Clark estime que le SAF ne représente que 0,1 % du carburant utilisé dans l’aviation et que la demande de transport aérien continue de croître, ce qui fait grimper les besoins en carburant.

Il met en garde contre une situation dans laquelle les gouvernements infligent des amendes aux compagnies aériennes pour ne pas avoir utilisé le pourcentage obligatoire de SAF, des amendes aux aéroports pour ne pas fournir d’installations SAF et des amendes aux producteurs d’énergie pour ne pas avoir produit ces installations. En fin de compte, ce coût sera supporté par les passagers.

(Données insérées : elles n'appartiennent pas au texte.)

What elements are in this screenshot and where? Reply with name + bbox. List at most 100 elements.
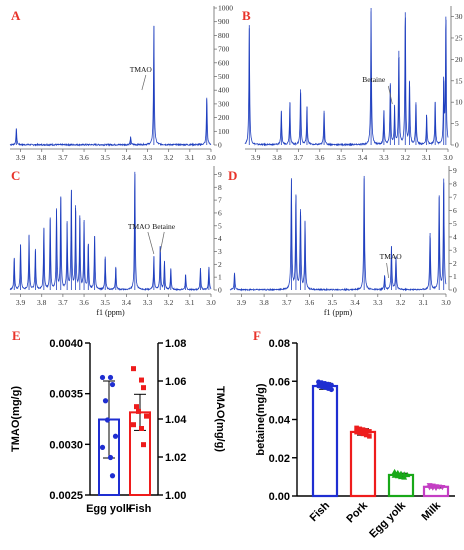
- panel-letter: A: [11, 8, 21, 23]
- x-tick-label: 3.6: [79, 298, 89, 307]
- y-tick-label: 100: [218, 127, 230, 136]
- y-tick-label: 700: [218, 45, 230, 54]
- x-tick-label: 3.1: [185, 153, 195, 162]
- x-tick-label: Fish: [308, 499, 333, 524]
- data-point: [131, 366, 136, 372]
- annotation-label: TMAO: [380, 252, 403, 261]
- data-point: [99, 444, 106, 450]
- x-tick-label: 3.4: [122, 298, 132, 307]
- x-tick-label: 3.3: [379, 153, 389, 162]
- data-point: [354, 429, 359, 435]
- data-point: [112, 433, 119, 439]
- x-tick-label: 3.3: [143, 298, 153, 307]
- y-tick-label: 0.02: [269, 453, 290, 465]
- panel-letter: F: [253, 328, 261, 343]
- panel-letter: E: [12, 328, 21, 343]
- bar: [311, 384, 339, 498]
- y-tick-label: 5: [218, 221, 222, 230]
- data-point: [107, 454, 114, 461]
- y-tick-label: 2: [453, 259, 457, 268]
- data-point: [109, 381, 116, 388]
- x-tick-label: Egg yolk: [86, 503, 133, 515]
- x-tick-label: 3.2: [401, 153, 411, 162]
- annotation-arrow: [141, 74, 147, 91]
- annotation-arrow: [147, 231, 155, 255]
- y-axis-label: betaine(mg/g): [255, 383, 267, 455]
- y-tick-label: 0.04: [269, 415, 291, 427]
- y-tick-label: 6: [453, 206, 457, 215]
- y-tick-label: 7: [218, 196, 222, 205]
- data-point: [328, 382, 334, 388]
- y-tick-label: 500: [218, 72, 230, 81]
- bar-panel-f: F 0.00 0.02 0.04 0.06 0.08 betaine(mg/g) Fish Po…: [253, 328, 455, 541]
- y-tick-label: 0.0035: [49, 389, 83, 401]
- nmr-panel-b: B 3.9 3.8 3.7 3.6 3.5 3.4 3.3 3.2 3.1 3.00 5 10 15 20 2…: [242, 6, 463, 162]
- panel-letter: B: [242, 8, 251, 23]
- y-tick-label: 6: [218, 208, 222, 217]
- y-tick-label: 8: [218, 183, 222, 192]
- bar-panel-e: E 0.0025 0.0030 0.0035 0.0040 1.00 1.02 1.04 1.0…: [10, 328, 226, 515]
- data-point: [134, 404, 139, 410]
- data-point: [136, 408, 141, 414]
- x-tick-label: 3.8: [37, 298, 47, 307]
- x-tick-label: 3.9: [251, 153, 261, 162]
- data-point: [367, 429, 372, 434]
- data-point: [131, 422, 136, 428]
- data-point: [404, 471, 411, 478]
- y-tick-label: 7: [453, 193, 457, 202]
- x-tick-label: 3.2: [164, 153, 174, 162]
- y-tick-label: 0: [218, 141, 222, 150]
- data-point: [367, 434, 372, 439]
- y-tick-label: 0.0030: [49, 439, 83, 451]
- y-tick-label: 0.0025: [49, 490, 83, 502]
- x-tick-label: 3.7: [282, 298, 292, 307]
- x-tick-label: 3.7: [58, 153, 68, 162]
- x-tick-label: 3.3: [373, 298, 383, 307]
- y-tick-label: 30: [455, 12, 463, 21]
- x-tick-label: 3.3: [143, 153, 153, 162]
- x-tick-label: Milk: [419, 499, 443, 523]
- y-tick-label: 1000: [218, 4, 233, 13]
- x-tick-label: 3.8: [37, 153, 47, 162]
- x-tick-label: 3.1: [185, 298, 195, 307]
- annotation-label: Betaine: [152, 222, 176, 231]
- y-tick-label: 0.08: [269, 338, 290, 350]
- y2-tick-label: 1.00: [165, 490, 186, 502]
- y-tick-label: 9: [453, 166, 457, 175]
- y-tick-label: 900: [218, 17, 230, 26]
- panel-letter: D: [228, 168, 237, 183]
- annotation-label: TMAO: [130, 65, 153, 74]
- y-tick-label: 0.00: [269, 491, 290, 503]
- y-axis-label: TMAO(mg/g): [10, 386, 22, 452]
- y-tick-label: 15: [455, 76, 463, 85]
- y-tick-label: 1: [453, 272, 457, 281]
- y-tick-label: 0.06: [269, 376, 290, 388]
- x-tick-label: 3.5: [101, 153, 111, 162]
- y2-tick-label: 1.06: [165, 376, 186, 388]
- data-point: [354, 425, 359, 431]
- y-tick-label: 0: [455, 141, 459, 150]
- y2-axis-label: TMAO(mg/g): [214, 386, 226, 452]
- data-point: [363, 428, 369, 433]
- x-tick-label: 3.9: [16, 298, 26, 307]
- x-axis-label: f1 (ppm): [324, 308, 353, 317]
- x-tick-label: 3.6: [79, 153, 89, 162]
- x-tick-label: 3.0: [443, 153, 453, 162]
- x-tick-label: 3.4: [122, 153, 132, 162]
- y-tick-label: 20: [455, 55, 463, 64]
- y-tick-label: 4: [218, 234, 222, 243]
- data-point: [109, 473, 116, 479]
- y-tick-label: 3: [218, 247, 222, 256]
- nmr-panel-c: C 3.9 3.8 3.7 3.6 3.5 3.4 3.3 3.2 3.1 3.0 f1 (ppm) 0…: [9, 166, 222, 317]
- x-tick-label: 3.5: [328, 298, 338, 307]
- y-tick-label: 10: [455, 98, 463, 107]
- data-point: [141, 442, 146, 448]
- x-tick-label: 3.0: [441, 298, 451, 307]
- y-tick-label: 400: [218, 86, 230, 95]
- x-tick-label: 3.8: [272, 153, 282, 162]
- y-tick-label: 5: [455, 119, 459, 128]
- x-tick-label: 3.1: [419, 298, 429, 307]
- x-tick-label: 3.4: [350, 298, 360, 307]
- data-point: [357, 430, 363, 436]
- data-point: [360, 431, 366, 437]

« Nous devons faire face à la réalité de ce que nous pouvons faire », déclare Clark.

« La technologie évolue à un rythme rapide, en particulier en ce qui concerne l’énergie nécessaire à l’hydrogène liquide et à tous les autres éléments, mais si cela va tenir dans les délais auxquels tout le monde aspire, c’est une question de science, d’évolutivité et d’investissement qui en découle. des gouvernements et du secteur privé.

Il appelle à investir dans des choses qui fourniront « un minimum » de SAF, mais « en réalité, l’avenir est déterminé par une technologie qui envisage des moyens alternatifs à ce que nous faisons. »

Au cours de l’interview, Clark a également évoqué la situation à laquelle est confrontée Qantas en Australie. Le transporteur australien, partenaire de longue date d’Emirates, a subi une série de problèmes de relations publiques en 2023.

Clark estime que l’ancien directeur général Alan Joyce, qui a démissionné en 2023, « faisait un très bon travail », notamment en guidant le transporteur à travers la pandémie de coronavirus, alors que les frontières de l’Australie étaient presque entièrement fermées.

« Et maintenant, nous avons une nouvelle équipe de direction chez Qantas qui se concentre sur l’apaisement des inquiétudes du public voyageur en Australie et sur la restauration de la marque à son ancienne gloire en faisant les choses de base que les gens veulent », a déclaré Clark.